My comment to this post:

Ralph:


Great topic and one that needs to be explored and defined even more.
Below is a definition from an on line dictionary but is as good as any. I hope the link works through this comment. If not, I will email it to anyone who asks.
The Free Dictionary Definition of Fiduciary Responsibility

Noun 1. fiduciary relation - the legal relation that exists when one
person justifiably places reliance on another whose aid or protection is sought in some matter.


As is noted in the above link, this comes from English law and was considered to be one of the most important laws. Since much of our law comes from English law, the same would apply here.

As we have discussed in the past, and as a mortgage broker for many years, my fiduciary responsibility was more one of ethics then fiduciary. It was fiduciary in the fact that I believe that I accept a responsibility to both the lender I may be representing at the time as well as to my client, the borrower. Saying this, I am saying that ethically, I have a fiduciary responsibility to both. I first look to my client and to do the best job I can for them.
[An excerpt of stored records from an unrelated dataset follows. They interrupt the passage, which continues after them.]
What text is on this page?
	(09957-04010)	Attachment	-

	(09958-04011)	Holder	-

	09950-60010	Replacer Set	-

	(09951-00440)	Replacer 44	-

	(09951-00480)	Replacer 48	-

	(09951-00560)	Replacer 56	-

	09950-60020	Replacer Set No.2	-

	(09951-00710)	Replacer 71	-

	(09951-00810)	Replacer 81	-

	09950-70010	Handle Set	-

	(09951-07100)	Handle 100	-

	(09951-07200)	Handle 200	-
The end result of doing this will produce a loan for some lender under terms and conditions “acceptable” to the client as well as a commission for me.

This is more an ethical approach then a legal approach. Doctors adhere to a code of ethics and swear to them when accepted into the profession. Lawyers abide by a code of ethics when admitted to the Bar and Realtors, such as yourself, acknowledge and agree to abide by the Code of Ethics set forth by the Realtor Association(s). The military has a Code of Ethics every soldier acknowledges and agrees to abide by.
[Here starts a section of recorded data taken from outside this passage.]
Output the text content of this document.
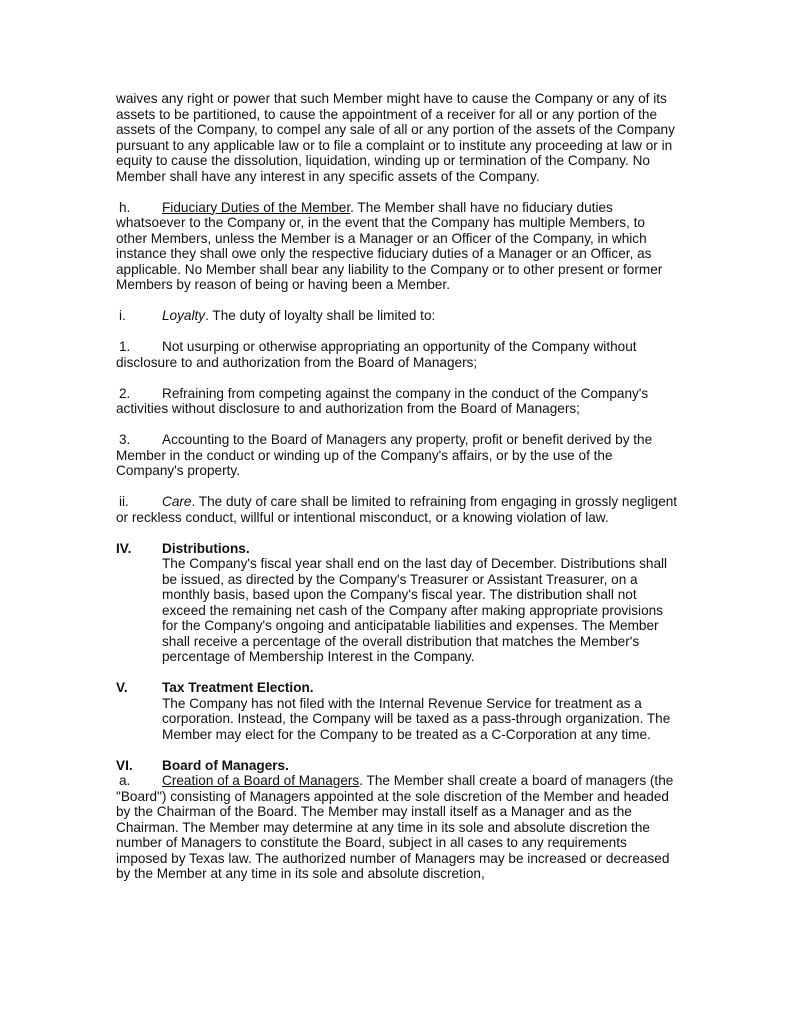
waives any right or power that such Member might have to cause the Company or any of its assets to be partitioned, to cause the appointment of a receiver for all or any portion of the assets of the Company, to compel any sale of all or any portion of the assets of the Company pursuant to any applicable law or to file a complaint or to institute any proceeding at law or in equity to cause the dissolution, liquidation, winding up or termination of the Company. No Member shall have any interest in any specific assets of the Company.

h. Fiduciary Duties of the Member. The Member shall have no fiduciary duties whatsoever to the Company or, in the event that the Company has multiple Members, to other Members, unless the Member is a Manager or an Officer of the Company, in which instance they shall owe only the respective fiduciary duties of a Manager or an Officer, as applicable. No Member shall bear any liability to the Company or to other present or former Members by reason of being or having been a Member.

i.	Loyalty. The duty of loyalty shall be limited to:

1. Not usurping or otherwise appropriating an opportunity of the Company without disclosure to and authorization from the Board of Managers;

2. Refraining from competing against the company in the conduct of the Company's activities without disclosure to and authorization from the Board of Managers;

3. Accounting to the Board of Managers any property, profit or benefit derived by the Member in the conduct or winding up of the Company's affairs, or by the use of the Company's property.

ii. Care. The duty of care shall be limited to refraining from engaging in grossly negligent or reckless conduct, willful or intentional misconduct, or a knowing violation of law.

IV.	Distributions.
The Company's fiscal year shall end on the last day of December. Distributions shall be issued, as directed by the Company's Treasurer or Assistant Treasurer, on a monthly basis, based upon the Company's fiscal year. The distribution shall not exceed the remaining net cash of the Company after making appropriate provisions for the Company's ongoing and anticipatable liabilities and expenses. The Member shall receive a percentage of the overall distribution that matches the Member's percentage of Membership Interest in the Company.
V.	Tax Treatment Election.
The Company has not filed with the Internal Revenue Service for treatment as a corporation. Instead, the Company will be taxed as a pass-through organization. The Member may elect for the Company to be treated as a C-Corporation at any time.
VI.	Board of Managers.

a. Creation of a Board of Managers. The Member shall create a board of managers (the "Board") consisting of Managers appointed at the sole discretion of the Member and headed by the Chairman of the Board. The Member may install itself as a Manager and as the Chairman. The Member may determine at any time in its sole and absolute discretion the number of Managers to constitute the Board, subject in all cases to any requirements imposed by Texas law. The authorized number of Managers may be increased or decreased by the Member at any time in its sole and absolute discretion,
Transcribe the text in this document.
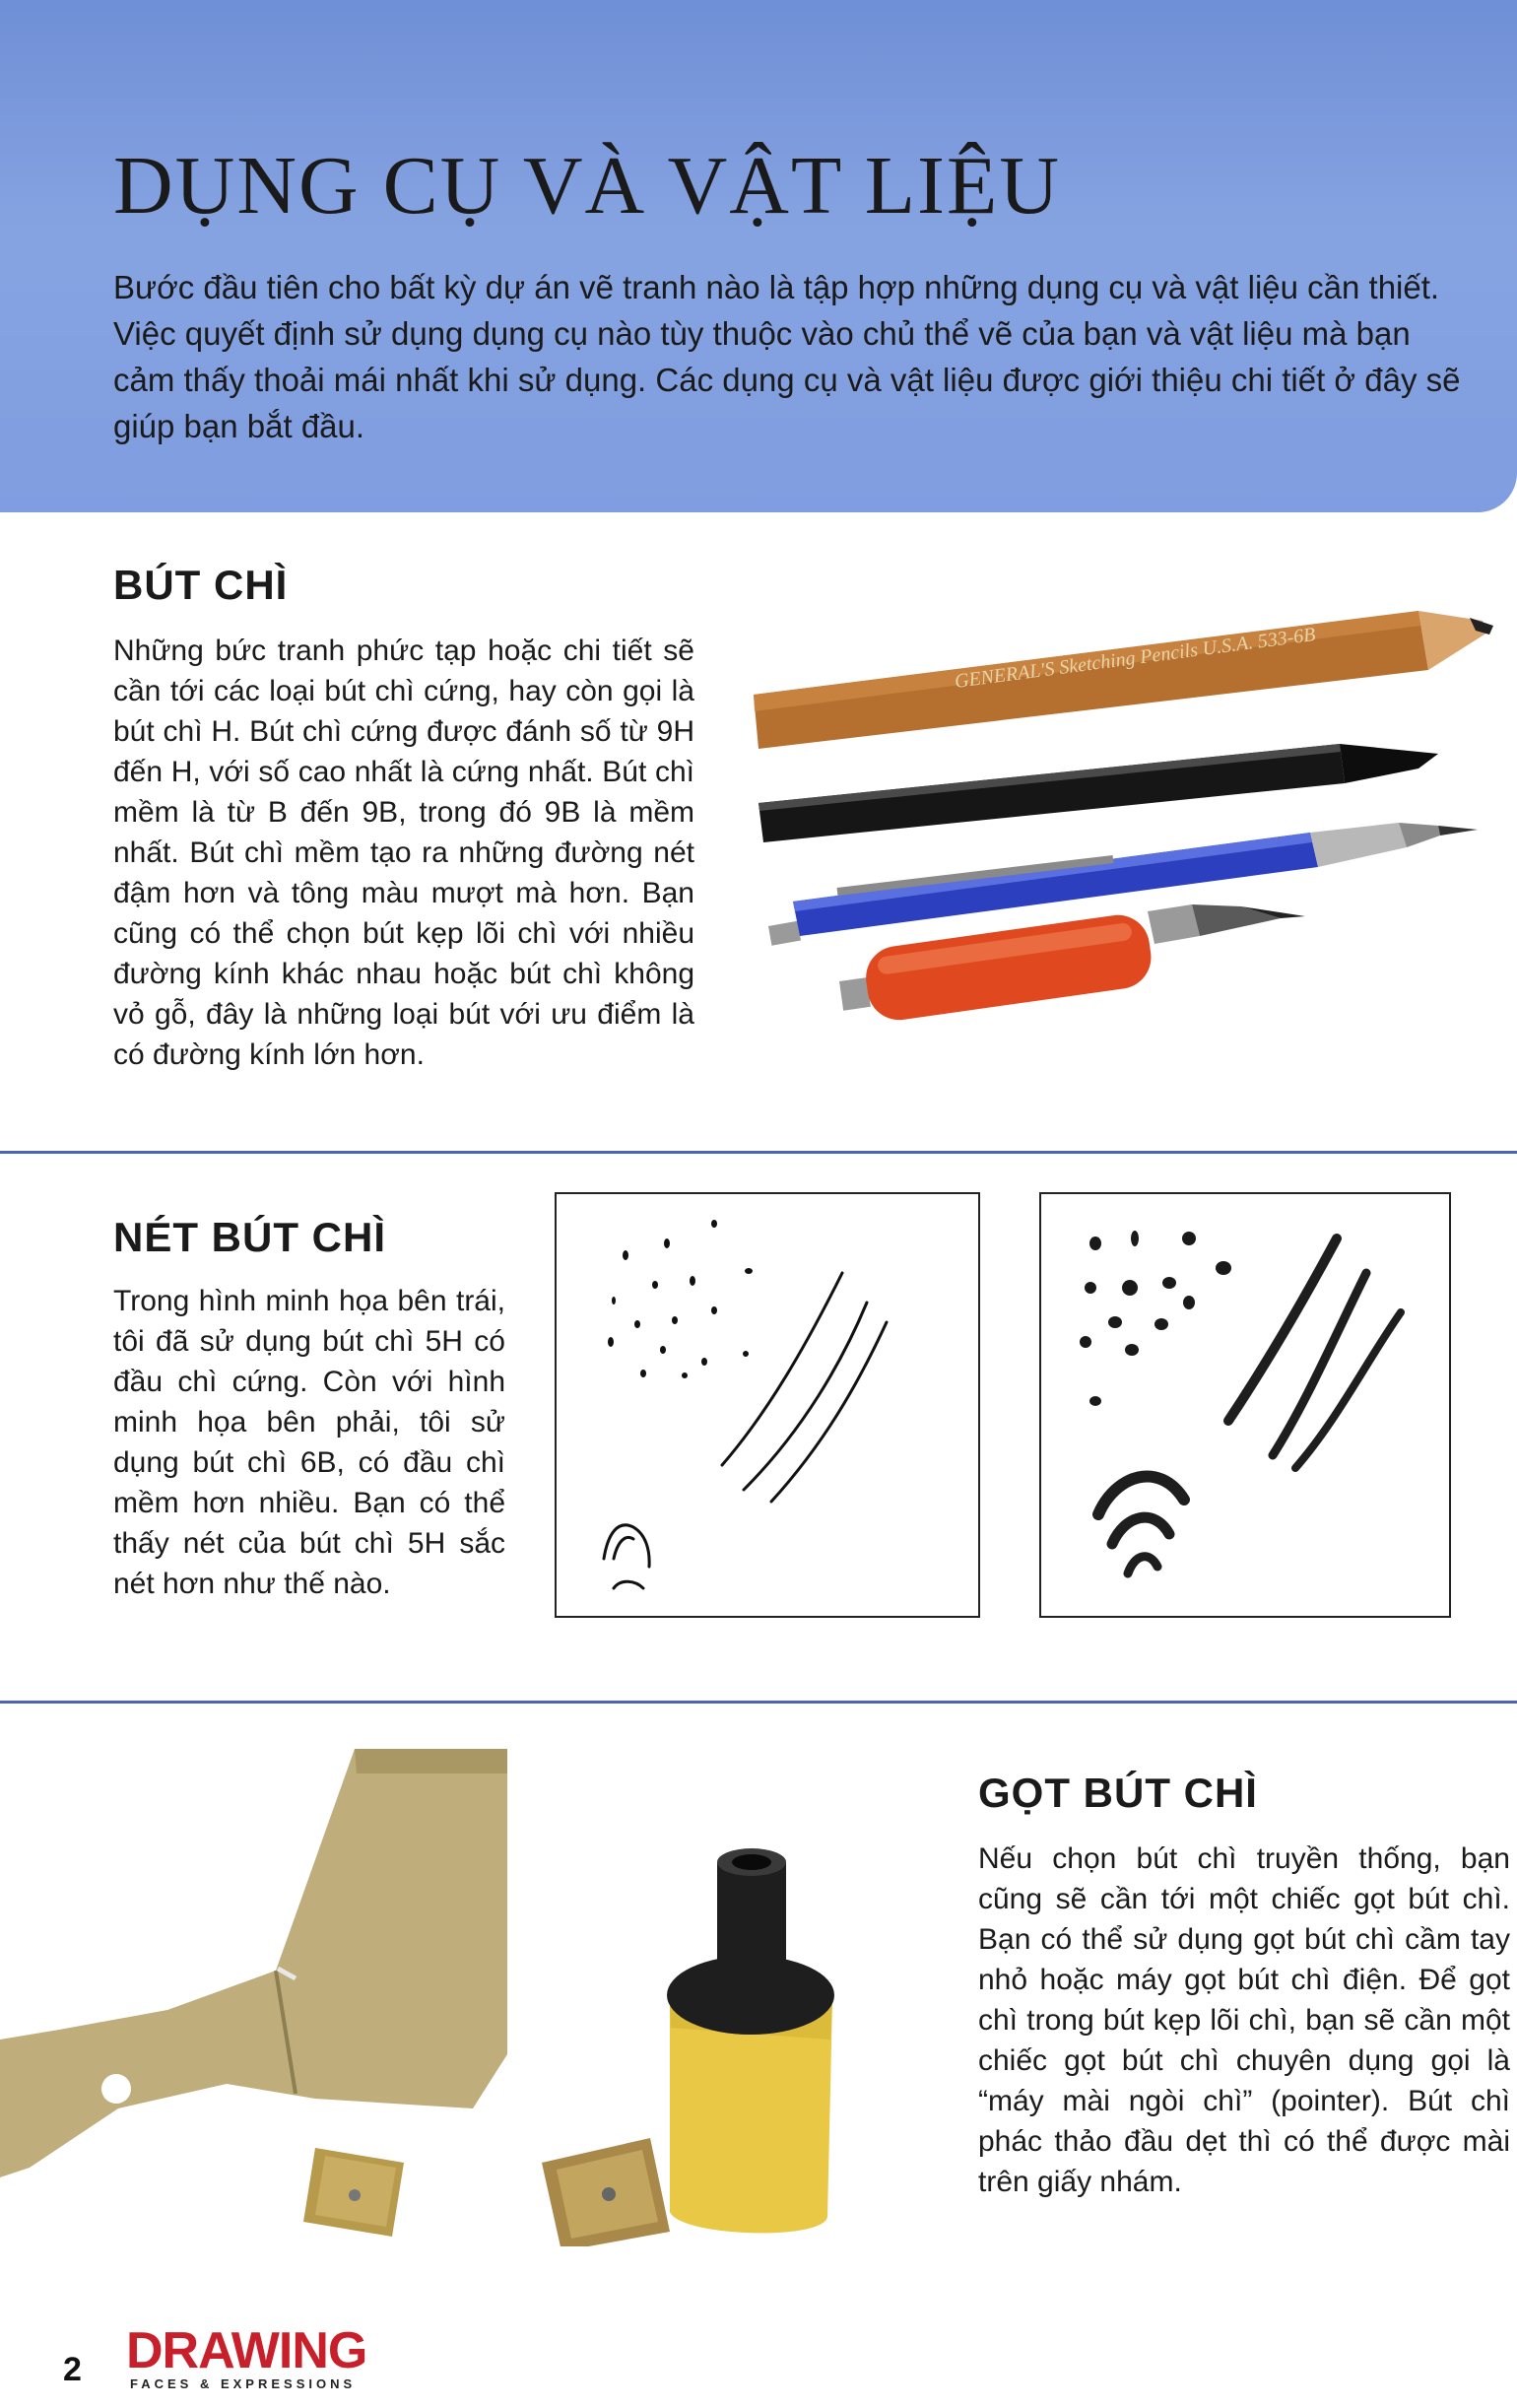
DỤNG CỤ VÀ VẬT LIỆU

Bước đầu tiên cho bất kỳ dự án vẽ tranh nào là tập hợp những dụng cụ và vật liệu cần thiết. Việc quyết định sử dụng dụng cụ nào tùy thuộc vào chủ thể vẽ của bạn và vật liệu mà bạn cảm thấy thoải mái nhất khi sử dụng. Các dụng cụ và vật liệu được giới thiệu chi tiết ở đây sẽ giúp bạn bắt đầu.

BÚT CHÌ

Những bức tranh phức tạp hoặc chi tiết sẽ cần tới các loại bút chì cứng, hay còn gọi là bút chì H. Bút chì cứng được đánh số từ 9H đến H, với số cao nhất là cứng nhất. Bút chì mềm là từ B đến 9B, trong đó 9B là mềm nhất. Bút chì mềm tạo ra những đường nét đậm hơn và tông màu mượt mà hơn. Bạn cũng có thể chọn bút kẹp lõi chì với nhiều đường kính khác nhau hoặc bút chì không vỏ gỗ, đây là những loại bút với ưu điểm là có đường kính lớn hơn.

GENERAL'S Sketching Pencils U.S.A. 533-6B
NÉT BÚT CHÌ

Trong hình minh họa bên trái, tôi đã sử dụng bút chì 5H có đầu chì cứng. Còn với hình minh họa bên phải, tôi sử dụng bút chì 6B, có đầu chì mềm hơn nhiều. Bạn có thể thấy nét của bút chì 5H sắc nét hơn như thế nào.

GỌT BÚT CHÌ

Nếu chọn bút chì truyền thống, bạn cũng sẽ cần tới một chiếc gọt bút chì. Bạn có thể sử dụng gọt bút chì cầm tay nhỏ hoặc máy gọt bút chì điện. Để gọt chì trong bút kẹp lõi chì, bạn sẽ cần một chiếc gọt bút chì chuyên dụng gọi là “máy mài ngòi chì” (pointer). Bút chì phác thảo đầu dẹt thì có thể được mài trên giấy nhám.

2 DRAWING
FACES & EXPRESSIONS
Ethics cannot be mandated by law. It is a voluntary performance that rests with a person’s own inner being. Each one of us must look into the mirror every morning and decide if we like what we see.
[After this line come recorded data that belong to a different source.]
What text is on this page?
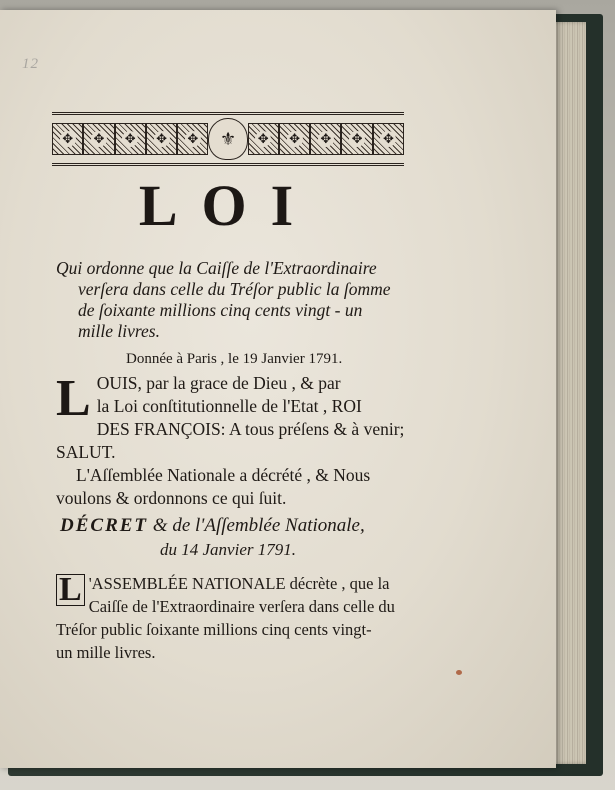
12
✥ ✥ ✥ ✥ ✥	⚜	✥ ✥ ✥ ✥ ✥
LOI
Qui ordonne que la Caiſſe de l'Extraordinaire
verſera dans celle du Tréſor public la ſomme
de ſoixante millions cinq cents vingt - un
mille livres.
Donnée à Paris , le 19 Janvier 1791.
L OUIS, par la grace de Dieu , & par
la Loi conſtitutionnelle de l'Etat , ROI
DES FRANÇOIS: A tous préſens & à venir;
SALUT.
L'Aſſemblée Nationale a décrété , & Nous
voulons & ordonnons ce qui ſuit.
DÉCRET & de l'Aſſemblée Nationale,
du 14 Janvier 1791.
L 'ASSEMBLÉE NATIONALE décrète , que la
Caiſſe de l'Extraordinaire verſera dans celle du
Tréſor public ſoixante millions cinq cents vingt-
un mille livres.
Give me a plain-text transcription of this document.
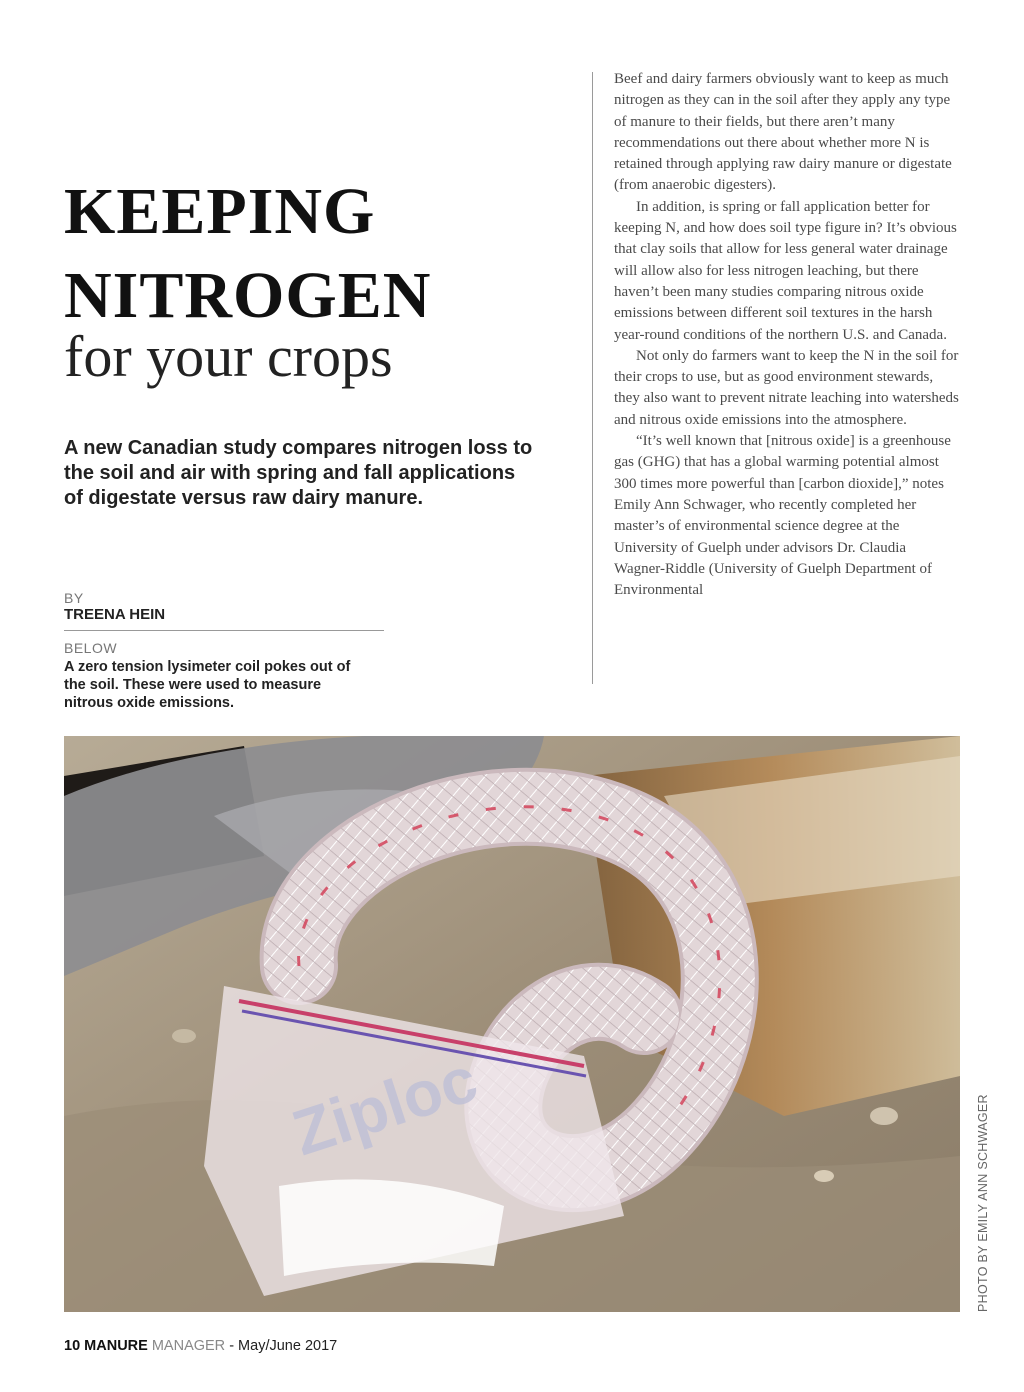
KEEPING
NITROGEN
for your crops

A new Canadian study compares nitrogen loss to the soil and air with spring and fall applications of digestate versus raw dairy manure.

BY
TREENA HEIN
BELOW

A zero tension lysimeter coil pokes out of the soil. These were used to measure nitrous oxide emissions.

Beef and dairy farmers obviously want to keep as much nitrogen as they can in the soil after they apply any type of manure to their fields, but there aren’t many recommendations out there about whether more N is retained through applying raw dairy manure or digestate (from anaerobic digesters).

In addition, is spring or fall application better for keeping N, and how does soil type figure in? It’s obvious that clay soils that allow for less general water drainage will allow also for less nitrogen leaching, but there haven’t been many studies comparing nitrous oxide emissions between different soil textures in the harsh year-round conditions of the northern U.S. and Canada.

Not only do farmers want to keep the N in the soil for their crops to use, but as good environment stewards, they also want to prevent nitrate leaching into watersheds and nitrous oxide emissions into the atmosphere.

“It’s well known that [nitrous oxide] is a greenhouse gas (GHG) that has a global warming potential almost 300 times more powerful than [carbon dioxide],” notes Emily Ann Schwager, who recently completed her master’s of environmental science degree at the University of Guelph under advisors Dr. Claudia Wagner-Riddle (University of Guelph Department of Environmental

Ziploc	PHOTO BY EMILY ANN SCHWAGER
10 MANURE MANAGER - May/June 2017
Once, realtors always represented the seller. I never thought this was right but I noticed that even though they had this so called “fiduciary” responsibility to the seller, the one’s I worked with advised me properly. They answered my questions fairly and honestly, they told me what other homes in that neighborhood sold for, they even advised me that the asking price might be a little to high. Did they violate fiduciary? No, they helped create a sale that both seller and buyer were happy with as evidenced by the “offer and acceptance”. Had there been a dissatisfied party to the transaction then there would not have been an offer or may not have been an acceptance. Once both parties agreed, their signatures attested to the fact that they were both satisfied. Now that’s a good deal when all parties to the transaction, including the realtor who got a commission, are satisfied.

We can legislate fiduciary responsibility as some states are doing but we cannot legislate morality or ethics.

I have taught many on sales, written sales training manuals and did sales training for many different industries. What I teach first and foremost is that we ARE salespersons, most working on commission. If we put our client/customer first, the supplier or product we are selling second and our commission last, we will more often then not be successful in that transaction making ALL parties satisfied. This almost sounds like a form of fiduciary responsibility.

Fiduciary responsibility is mandated in many different professions, yet abuses and violations still occur in all of them. It is up to our corporate leaders at all levels, CEO, VP, upper level Manager, Mid Level Managers and Supervisors to mandate and monitor ETHICAL performance all the way down the line.

We are all too profit driven rather then fairness driven. I speak of our large and major corporations as they are at the top of my ethics pyramid. An ethics driven business society could have prevented the ENRONs of the country from occurring as well as the current crisis we are in.